In order to make me feel better about looming upcoming birthday next week, Kevin took me out to see a piano concert in Brooklyn. The twist was that the concert was happening on a barge tethered pretty much underneath the Brooklyn Bridge (check out http://www.bargemusic.com/). We chose a solo concert, and off to Brooklyn on a Friday night (no kids! No kids! No kids! Have I mentioned NO KIDS!!!!) we went. The girls were abandoned left with their grandmother, aunt and uncle for the night, so we didn’t have to worry about getting back too soon. Kevin looked handsome as usual, I had lipstick on, life was good.

Of course, it had to rain so hard on the way that our car was shaking.
Of course, we got stuck in major traffic in Holland tunnel.
Of course, we left late and made it to the concert 2 minutes before it started.
Of course, we made a few wrong turns around Brooklyn (our GPS didn’t give clear directions for some reason, I guess it was confused that it wasn’t in the suburbs anymore).

But we did make it there in the end. I wasn’t sure what to expect from a concert on a barge: back in mother Russia, you dressed your Sunday best to go to a classical music concert, but here, in the land of whatever-is-comfortable, I just didn’t know. Have I mentioned I don’t get out much?

The concert was fabulous. As someone who is just rejoining the world of occasional kid-free entertainment, I’d appreciate live Sesame Street performance if I’m left along for a few hours and can have half a bottle of wine beforehand, but this was a lot of fun. In my other, more bohemian life, I always liked classical piano music – the sound is clean and effortless, there is not a single false note, provided the player is any good, of course. 

The artist, Julien Quentin, was grand – he played Beethoven’s Sonata #8 in C minor and Liszt’s Mephisto Waltz. He did throw in a couple of improvs that just sounded like adolescent angst and cats to me but I'm an uncooth suburbian, who am I to judge? Plus anyone who graduated from Juilliard School is entitled to experiment and express himself, and we the regular folk need to just sit there and clap our hands together. :)

I love Beethoven and Liszt - they both sound light, crisp and gentle, with the flurry of emotion underneath that lightness, just enough to feel but not to touch and define. I floated away, away, and finally was able to exhale and let go of the last couple of horrible weeks. Stopping for wine and appetizers afterwards made us both feel like our old selves again.

The venue deserves a separate mention: a converted old barge with musty under-the-dock smell and huge glass wall that faces the Hudson and Manhattan; a sign in the ladies' room that reads "If you flush any paper down our toilets, HORRIBLE things will happen"; an old and blackened fire place; a baby grand piano and great acoustics.

There was just a handful of people attending, but they were a colorful mix: younger bespectacled music intellectuals who come off a bit snooty, old Brooklynites who look and smell like dusty fragile library books, a few older couples (men were wearing pleaded shorts and high dress socks which always makes me want to take their hand into mine, gaze them in the eye and ask "why?"), and us.

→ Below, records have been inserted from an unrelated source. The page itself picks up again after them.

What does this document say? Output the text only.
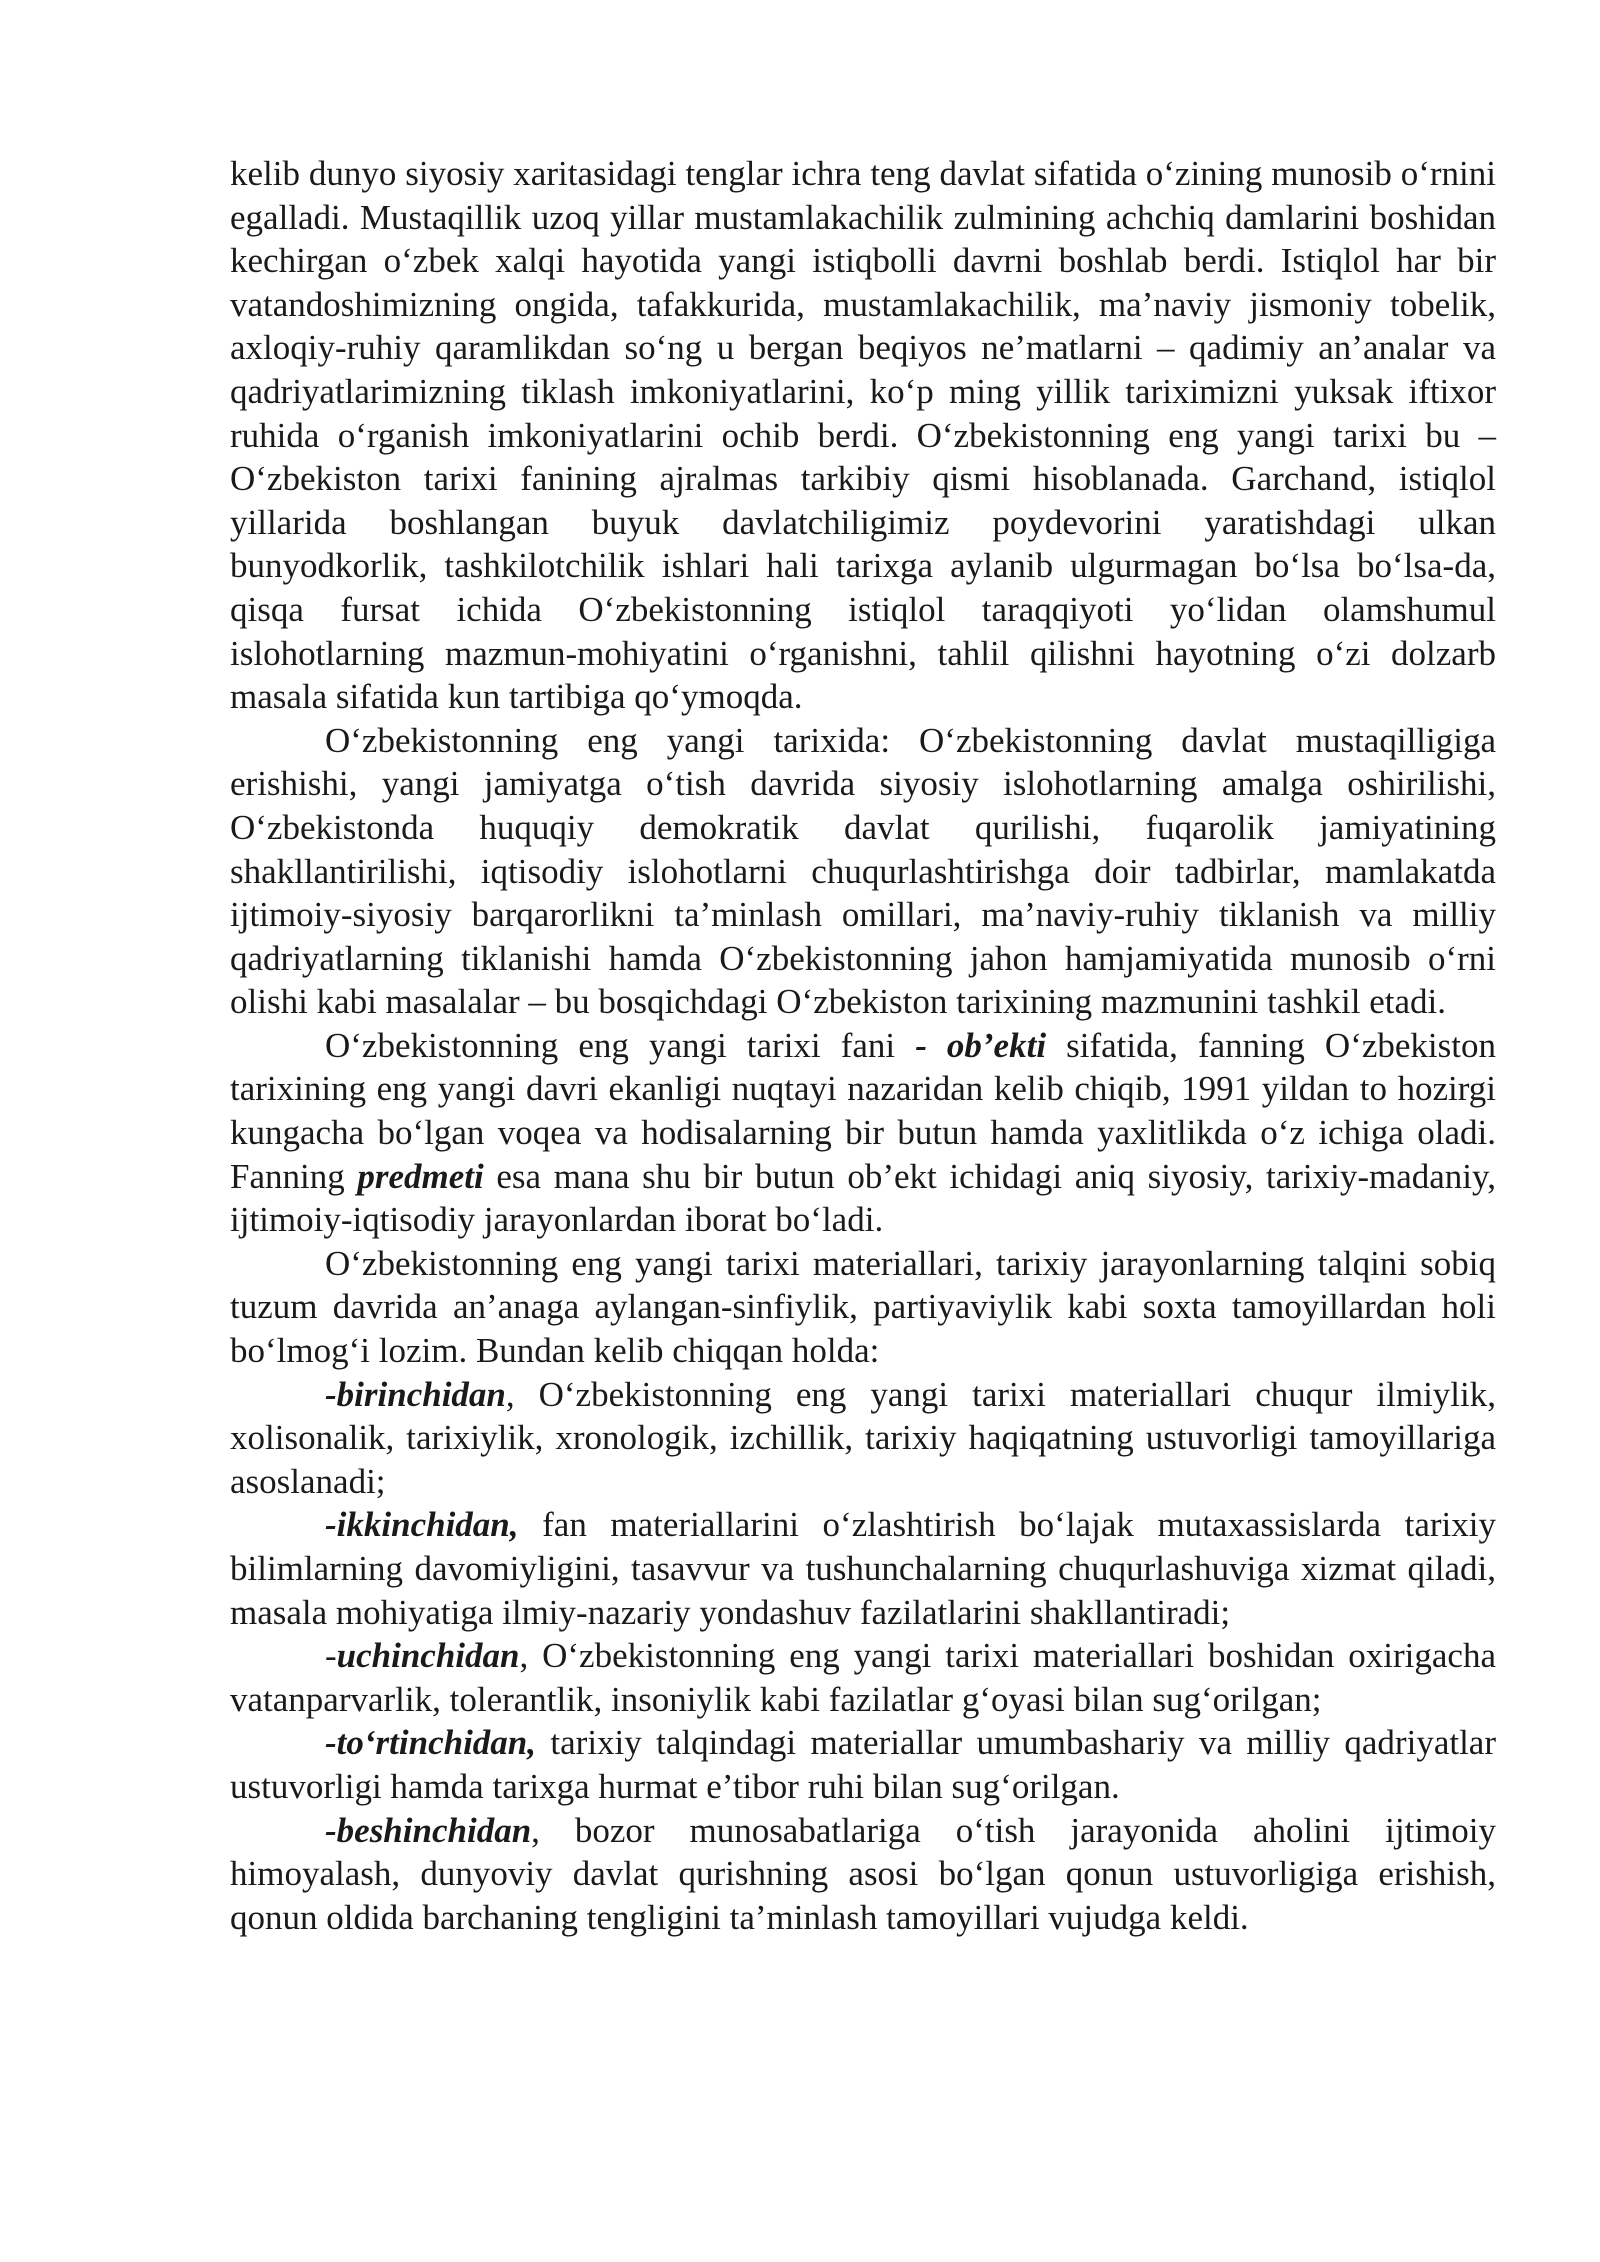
kelib dunyo siyosiy xaritasidagi tenglar ichra teng davlat sifatida o‘zining munosib o‘rnini egalladi. Mustaqillik uzoq yillar mustamlakachilik zulmining achchiq damlarini boshidan kechirgan o‘zbek xalqi hayotida yangi istiqbolli davrni boshlab berdi. Istiqlol har bir vatandoshimizning ongida, tafakkurida, mustamlakachilik, ma’naviy jismoniy tobelik, axloqiy-ruhiy qaramlikdan so‘ng u bergan beqiyos ne’matlarni – qadimiy an’analar va qadriyatlarimizning tiklash imkoniyatlarini, ko‘p ming yillik tariximizni yuksak iftixor ruhida o‘rganish imkoniyatlarini ochib berdi. O‘zbekistonning eng yangi tarixi bu – O‘zbekiston tarixi fanining ajralmas tarkibiy qismi hisoblanada. Garchand, istiqlol yillarida boshlangan buyuk davlatchiligimiz poydevorini yaratishdagi ulkan bunyodkorlik, tashkilotchilik ishlari hali tarixga aylanib ulgurmagan bo‘lsa bo‘lsa-da, qisqa fursat ichida O‘zbekistonning istiqlol taraqqiyoti yo‘lidan olamshumul islohotlarning mazmun-mohiyatini o‘rganishni, tahlil qilishni hayotning o‘zi dolzarb masala sifatida kun tartibiga qo‘ymoqda.

O‘zbekistonning eng yangi tarixida: O‘zbekistonning davlat mustaqilligiga erishishi, yangi jamiyatga o‘tish davrida siyosiy islohotlarning amalga oshirilishi, O‘zbekistonda huquqiy demokratik davlat qurilishi, fuqarolik jamiyatining shakllantirilishi, iqtisodiy islohotlarni chuqurlashtirishga doir tadbirlar, mamlakatda ijtimoiy-siyosiy barqarorlikni ta’minlash omillari, ma’naviy-ruhiy tiklanish va milliy qadriyatlarning tiklanishi hamda O‘zbekistonning jahon hamjamiyatida munosib o‘rni olishi kabi masalalar – bu bosqichdagi O‘zbekiston tarixining mazmunini tashkil etadi.

O‘zbekistonning eng yangi tarixi fani - ob’ekti sifatida, fanning O‘zbekiston tarixining eng yangi davri ekanligi nuqtayi nazaridan kelib chiqib, 1991 yildan to hozirgi kungacha bo‘lgan voqea va hodisalarning bir butun hamda yaxlitlikda o‘z ichiga oladi. Fanning predmeti esa mana shu bir butun ob’ekt ichidagi aniq siyosiy, tarixiy-madaniy, ijtimoiy-iqtisodiy jarayonlardan iborat bo‘ladi.

O‘zbekistonning eng yangi tarixi materiallari, tarixiy jarayonlarning talqini sobiq tuzum davrida an’anaga aylangan-sinfiylik, partiyaviylik kabi soxta tamoyillardan holi bo‘lmog‘i lozim. Bundan kelib chiqqan holda:

-birinchidan, O‘zbekistonning eng yangi tarixi materiallari chuqur ilmiylik, xolisonalik, tarixiylik, xronologik, izchillik, tarixiy haqiqatning ustuvorligi tamoyillariga asoslanadi;

-ikkinchidan, fan materiallarini o‘zlashtirish bo‘lajak mutaxassislarda tarixiy bilimlarning davomiyligini, tasavvur va tushunchalarning chuqurlashuviga xizmat qiladi, masala mohiyatiga ilmiy-nazariy yondashuv fazilatlarini shakllantiradi;

-uchinchidan, O‘zbekistonning eng yangi tarixi materiallari boshidan oxirigacha vatanparvarlik, tolerantlik, insoniylik kabi fazilatlar g‘oyasi bilan sug‘orilgan;

-to‘rtinchidan, tarixiy talqindagi materiallar umumbashariy va milliy qadriyatlar ustuvorligi hamda tarixga hurmat e’tibor ruhi bilan sug‘orilgan.

-beshinchidan, bozor munosabatlariga o‘tish jarayonida aholini ijtimoiy himoyalash, dunyoviy davlat qurishning asosi bo‘lgan qonun ustuvorligiga erishish, qonun oldida barchaning tengligini ta’minlash tamoyillari vujudga keldi.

The music, barge’s gentle rocking and damp semi-darkness, smell of the dock, the rain and lightning outside, lingering effects of the wine – it was perfect to ring in another year of my life. I used to dread birthdays – they always reminded me of things I failed to accomplish, but now I think I’m ok with them. I do my best, I have a lot on my plate and if something falls off, that is fine with me. Or maybe I have simply reached the age (26, always 26, people!! Remember that!!) where it doesn't matter anymore?